In Jazz House, this jazz community pulses from within every room. Daniel Mesko, a Columbia College junior, tells me that residents are not shy about joining in on one another’s practice sessions. “It’s just like, you hear someone playing and you knock on their door and ask if they want company.” (The incessant jamming has been poorly received by some of their neighbors: Mesko tells me that as he was drumming one evening, a woman in the next building began shouting her complaints.)
Yet it seems as though space significantly impacts the dynamics of the community. Jazz House is less of a common “house” than a pair of bedroom-flecked hallways disconnected by the lobby of River Hall—the only designated “shared space” being two small kitchens.

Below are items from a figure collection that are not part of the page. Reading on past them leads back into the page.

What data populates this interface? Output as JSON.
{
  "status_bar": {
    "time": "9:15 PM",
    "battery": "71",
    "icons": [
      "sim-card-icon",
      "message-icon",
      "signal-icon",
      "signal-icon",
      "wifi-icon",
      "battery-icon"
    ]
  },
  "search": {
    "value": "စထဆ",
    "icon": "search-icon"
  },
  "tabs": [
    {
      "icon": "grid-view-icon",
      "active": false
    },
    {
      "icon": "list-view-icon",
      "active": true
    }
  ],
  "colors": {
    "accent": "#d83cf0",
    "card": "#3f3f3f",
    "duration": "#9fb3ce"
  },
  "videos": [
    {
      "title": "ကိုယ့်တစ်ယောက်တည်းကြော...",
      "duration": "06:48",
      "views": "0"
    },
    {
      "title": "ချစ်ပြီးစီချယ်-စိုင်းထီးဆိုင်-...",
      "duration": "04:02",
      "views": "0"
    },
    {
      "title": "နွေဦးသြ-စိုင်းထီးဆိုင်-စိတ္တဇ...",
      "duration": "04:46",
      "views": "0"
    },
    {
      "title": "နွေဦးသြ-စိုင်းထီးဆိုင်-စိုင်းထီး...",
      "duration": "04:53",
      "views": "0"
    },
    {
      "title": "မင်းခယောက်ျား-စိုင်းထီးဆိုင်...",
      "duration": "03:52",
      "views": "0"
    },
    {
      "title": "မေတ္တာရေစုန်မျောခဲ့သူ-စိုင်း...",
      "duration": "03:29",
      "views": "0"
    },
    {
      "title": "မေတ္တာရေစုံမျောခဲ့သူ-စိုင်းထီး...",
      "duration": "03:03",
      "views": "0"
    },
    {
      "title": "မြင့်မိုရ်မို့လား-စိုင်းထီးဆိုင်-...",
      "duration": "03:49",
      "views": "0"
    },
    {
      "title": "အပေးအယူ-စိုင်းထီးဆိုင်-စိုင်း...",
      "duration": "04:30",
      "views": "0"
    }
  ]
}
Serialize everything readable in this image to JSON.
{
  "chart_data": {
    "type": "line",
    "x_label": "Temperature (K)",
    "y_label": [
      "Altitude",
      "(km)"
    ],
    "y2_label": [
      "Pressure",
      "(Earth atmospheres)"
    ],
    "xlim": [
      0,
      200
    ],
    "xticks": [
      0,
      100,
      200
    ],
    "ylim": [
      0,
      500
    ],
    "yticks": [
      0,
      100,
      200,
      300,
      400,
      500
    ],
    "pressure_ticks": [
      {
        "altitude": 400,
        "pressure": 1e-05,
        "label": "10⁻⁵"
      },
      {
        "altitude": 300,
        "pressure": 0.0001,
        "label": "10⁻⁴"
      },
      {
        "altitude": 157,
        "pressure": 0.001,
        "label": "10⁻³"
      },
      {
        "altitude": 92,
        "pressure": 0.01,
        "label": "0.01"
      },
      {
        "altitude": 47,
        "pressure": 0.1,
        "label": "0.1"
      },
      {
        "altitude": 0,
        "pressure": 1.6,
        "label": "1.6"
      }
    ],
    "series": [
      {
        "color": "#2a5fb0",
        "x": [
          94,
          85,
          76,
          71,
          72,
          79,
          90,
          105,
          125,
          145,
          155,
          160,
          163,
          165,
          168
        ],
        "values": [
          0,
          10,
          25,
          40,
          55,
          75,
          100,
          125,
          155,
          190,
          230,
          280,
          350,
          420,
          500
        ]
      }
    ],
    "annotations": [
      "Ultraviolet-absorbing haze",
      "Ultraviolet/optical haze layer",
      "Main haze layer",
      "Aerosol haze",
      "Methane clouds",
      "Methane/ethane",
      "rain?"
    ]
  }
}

A physically divided house has a bearing on where residents hang out, who they see regularly, and who they play music with. Yet Mesko says they try their best to keep their community unified despite this; his own personal goal is to eat dinner with the whole house by the end of the month and to bond over impromptu jam sessions and planned events.
This is one of the reasons Jazz House is moving to a different brownstone next year. This new brownstone also features more rooms to accommodate the greater numbers of residents that Jazz House will have next year.
In addition to Jazz House, residents often practice in Dodge Hall, where they have a standing room reservation (a perk of being a registered student group), a location that never invites complaints from neighbors. The house hosts jam sessions and listening parties that are open to the public and regularly attended by what Mesko terms the “jazz community on campus,” a small but dedicated group of musicians who often play jazz together in some capacity or another.
These musicians frequently congregate right in Jazz House, if not as a resident then as a participant just using the space to meet other jazz musicians or practice their music with others.
As we talk over the small table in the kitchen, Mesko describes the passion he has for Jazz House and the community he has helped build here. Mesko, like so many others in SICs, clearly sees this special type of housing as more than just a space to live—as the locus of his most intimate community.
And these communities are not static. If not enough students show significant interest in a particular house over an extended period of time, the SIC faces the possibility of swiftly disappearing and being replaced by a new community more reflective of the campus’s current interests. This happens almost every year.